On Tuesday, September 3, 12 people drowned in the English Channel after their makeshift boat sank while trying to reach the UK. Emotions ran high. The authorities blamed smugglers. NGOs blamed governments. And everything continued as before.
The UK has never belonged to the Schengen area and is no longer part of the European Union (EU). France is obliged to protect the Schengen area's external borders against migratory flows from the UK... which are a non-existent issue. The French government is actually preventing migrants from leaving the Schengen area, something which is not part of its mission.

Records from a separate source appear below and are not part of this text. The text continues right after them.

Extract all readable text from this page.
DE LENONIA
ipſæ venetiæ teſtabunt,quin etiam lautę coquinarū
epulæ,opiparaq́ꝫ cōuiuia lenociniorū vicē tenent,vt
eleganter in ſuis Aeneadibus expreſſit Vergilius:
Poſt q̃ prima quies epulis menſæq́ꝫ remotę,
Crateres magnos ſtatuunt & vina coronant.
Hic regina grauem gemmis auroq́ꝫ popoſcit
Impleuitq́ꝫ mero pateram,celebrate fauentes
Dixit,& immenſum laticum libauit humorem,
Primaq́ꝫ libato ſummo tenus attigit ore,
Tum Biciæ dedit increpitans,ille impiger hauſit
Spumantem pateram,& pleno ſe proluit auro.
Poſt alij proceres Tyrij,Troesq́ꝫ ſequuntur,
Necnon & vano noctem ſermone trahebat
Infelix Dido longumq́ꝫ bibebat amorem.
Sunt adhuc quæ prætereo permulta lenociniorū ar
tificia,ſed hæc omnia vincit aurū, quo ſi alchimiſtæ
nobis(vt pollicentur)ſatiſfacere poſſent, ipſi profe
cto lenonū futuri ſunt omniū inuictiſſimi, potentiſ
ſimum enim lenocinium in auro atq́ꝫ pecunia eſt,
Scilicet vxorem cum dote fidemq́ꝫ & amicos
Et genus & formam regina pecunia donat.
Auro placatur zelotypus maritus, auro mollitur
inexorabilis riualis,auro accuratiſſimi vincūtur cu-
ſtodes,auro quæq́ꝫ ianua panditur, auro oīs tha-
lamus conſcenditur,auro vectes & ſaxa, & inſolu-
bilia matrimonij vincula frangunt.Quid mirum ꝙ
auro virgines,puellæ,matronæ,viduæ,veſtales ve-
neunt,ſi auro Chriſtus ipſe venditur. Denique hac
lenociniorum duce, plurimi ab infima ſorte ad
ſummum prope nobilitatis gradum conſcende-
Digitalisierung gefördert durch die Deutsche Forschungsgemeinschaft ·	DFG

The UK has managed to export its border to France, where our 1,700 police officers and gendarmes deployed along the coast work as "auxiliary" border guards for His Gracious Majesty. It's a label they could do without, all the more because the British media never stop vilifying their work.
A 'wall' on the continent
One radical solution would be to make the British shoulder their responsibilities, by denouncing the Le Touquet agreements (2003) and leaving it to them to protect their border on their own soil. Without going that far – although the idea is defensible – it would be fair for the British to get involved in the management of migratory flows beyond funding schemes to erect a "wall" on the continent, something which is constantly bypassed. After blocking access to their island at the port of Calais and the entrances to the Sangatte tunnel, they now have to deal with migrants crossing the English Channel.
Departing from various points along the coast, the 30,000 to 40,000 people arriving annually by this route are a drop in the bucket of the 1.2 million migrants who reportedly arrived in the UK in 2023. It is the emphasis placed on these arrivals, due to a deliberately closed border and the relentless efforts of certain media, that is creating the problem. UK entry into the Schengen area, like Switzerland's, would solve the problem.
When I was Prefect of the Pas-de-Calais [in northern France], I had to deal with the Sangatte camp, which was set up for 200 people and ended up housing 1,700, all hoping to make it through the port of Calais or the Sangatte tunnel. Devotedly managed by a weary Red Cross, the camp was like a powder keg. [Former French President] Nicolas Sarkozy, then minister of the interior, decided to close it in 2002. The UK government, under constant pressure from the tabloids and all too happy with the decision, took in 1,400 camp occupants without a fuss, the other 300 being welcomed by France.